What, she asks, is the point of lifelong learning? Is it about social justice, creating active citizens? Or is it more about socio-economic transition, a kind of skills- and confidence-based learning? Some scholars adhere to a social movement model, in which people come together to address an urgent local social concern. For older Black women, this could take the form of considering a “lost role beyond the home”. Or, is lifelong learning part of a socially progressive movement? This seems to be the model that Etienne favours. As she puts it, this model requires a commitment to challenging education systems, being actively committed to social and institutional change.
Learning in Womanist Ways is a feminist project, incorporating black feminism, womanism, Afrocentric feminism, and Africana womanism. “Taken together” she maintains that “these construct a different reality and a distinct way of gathering information about the lives of groups of black women”. More critically, she argues that this approach also “moves the debate away from the intersectional categories identified by [other] British scholars that potentially encourage deficit models through their negative connotations”. She uses a beautiful phrase throughout the book: “multiple, polyrhythmic realities” . So far, I may be giving you the impression that Learning in Womanist Ways is an innovative, feminist text but otherwise composed much like other academic books. Not so. The reason I loved this book so much is because Etienne not only summarises and analyses the “data” she collects through talking with these older West Indian women, but she also invites us into the room, allowing us to hear their voices. Much of the book is composed of dramatized acts, presented in a West Caribbean theatrical manner. She begins each chapter by setting the scene for each of the “acts”, and then lets the women tell their stories, with short “asides” from herself. We hear their colloquialisms, grammar, Creole patois. They tease and challenge; reminisce and laugh. They get angry.
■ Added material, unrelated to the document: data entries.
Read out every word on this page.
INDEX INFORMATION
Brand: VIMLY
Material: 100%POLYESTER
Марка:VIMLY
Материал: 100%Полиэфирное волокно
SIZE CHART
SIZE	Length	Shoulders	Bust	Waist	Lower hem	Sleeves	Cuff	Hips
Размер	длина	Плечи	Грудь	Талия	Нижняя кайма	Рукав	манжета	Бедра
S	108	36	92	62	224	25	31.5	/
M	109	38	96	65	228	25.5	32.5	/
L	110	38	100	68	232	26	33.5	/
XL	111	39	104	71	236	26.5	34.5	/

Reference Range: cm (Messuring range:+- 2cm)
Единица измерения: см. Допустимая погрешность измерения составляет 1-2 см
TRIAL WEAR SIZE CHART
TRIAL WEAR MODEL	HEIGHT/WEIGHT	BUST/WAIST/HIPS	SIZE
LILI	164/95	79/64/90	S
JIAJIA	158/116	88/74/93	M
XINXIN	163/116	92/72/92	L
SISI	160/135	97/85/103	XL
Only someone with Etienne’s skills and empathy could successfully do this project. She is greatly loved. The reasons are clear: she is a brilliant and empathetic teacher, a generous listener. She is funny. She is inexhaustible in fighting for the rights of others.
Etienne retired from Birkbeck on 31 October 2017 - but is still active in our community. She is simply one of Birkbeck’s finest champions. In the words of one of the women she interviewed, “Keep the spirit of the carnival alive!”
We are thrilled to welcome Dr Jan Etienne to a Fellowship at Birkbeck, where she can continue to keep it alive.